The adjustment will be made in accordance with the following equation. The resulting revised coefficient(s) shall be applied throughout the option year.
N = C + I
Where: N = New Coefficient
C = Base Year Coefficient
I = Change Factor (% increase or decrease from base to option year)
The Index Factor, I, shall be computed according to the following equation:
I = (BCIN/BCIC) - 1
BCIN is the Building Cost Index, published in the most current issue of ENR at the time of award of the option period.
BCIC is the Building Cost Index, as published in the ENR on the date of the award of the contract. The BCIC is ______, based on the award date of __________.
If the BCI or the ENR ceases to be published, the parties shall agree on substitute indices.
EXAMPLE: For the base year of a contract the coefficient is 1.10. The cost to the government for a line item whose cost is $100.00 is 1.10 x $100.00 = $110.00.
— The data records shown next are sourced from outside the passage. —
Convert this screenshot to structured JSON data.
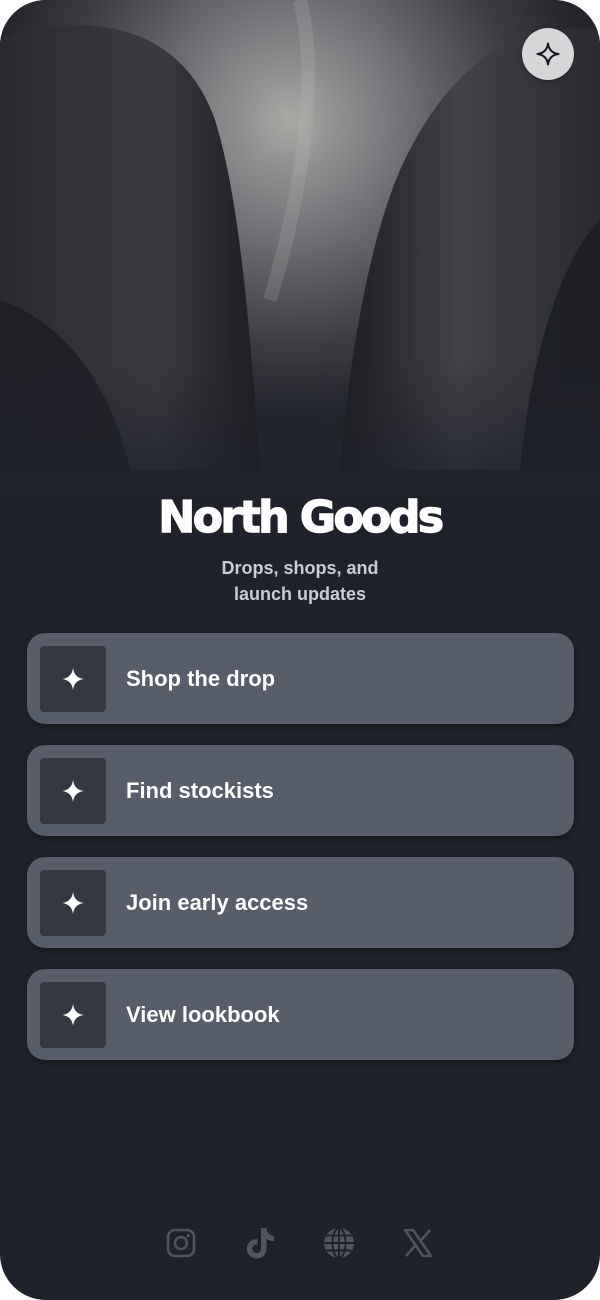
{
  "profile": {
    "title": "North Goods",
    "subtitle_line1": "Drops, shops, and",
    "subtitle_line2": "launch updates"
  },
  "header": {
    "share_icon": "sparkle-icon"
  },
  "links": [
    {
      "label": "Shop the drop",
      "icon": "sparkle-icon"
    },
    {
      "label": "Find stockists",
      "icon": "sparkle-icon"
    },
    {
      "label": "Join early access",
      "icon": "sparkle-icon"
    },
    {
      "label": "View lookbook",
      "icon": "sparkle-icon"
    }
  ],
  "socials": [
    "instagram-icon",
    "tiktok-icon",
    "globe-icon",
    "x-icon"
  ],
  "colors": {
    "background": "#1f222a",
    "button": "#575e69",
    "thumb": "#343941",
    "text": "#ffffff",
    "subtitle": "#c9ccd3",
    "social_icon": "#4e5560",
    "share_button": "#d6d6d8"
  }
}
OPTION YEAR 1. For the first option year the coefficient will be adjusted as follows:
I = (BCIN/BCIC) -1
I = (3111.86/3071.10) – 1
I = 1.0133 – 1
I = 0.0133
The new coefficient would be calculated as follows:
N = C + I
N = 1.10 + 0.0133
N = 1.1133
The above line item under the option period would be
1.1133 x $100.00 = $111.33.
OPTION YEAR 2. For the second option year, if the BCI is 3062.99, the coefficient will be adjusted as follows:
I = (BCIN/BCIC) – 1
I = (3062.99/3071.10) – 1
I = 0.9974 – 1
I = - 0.0026
The new coefficient will be calculated as follows:
N = C+I
N = 1.10 + (-0.0026)
The above line item under the second option period would be
1.0974 x $100.00 = $109.74.
Note 1. Round calculations for the Change Factor (I) to the nearest ten thousandth.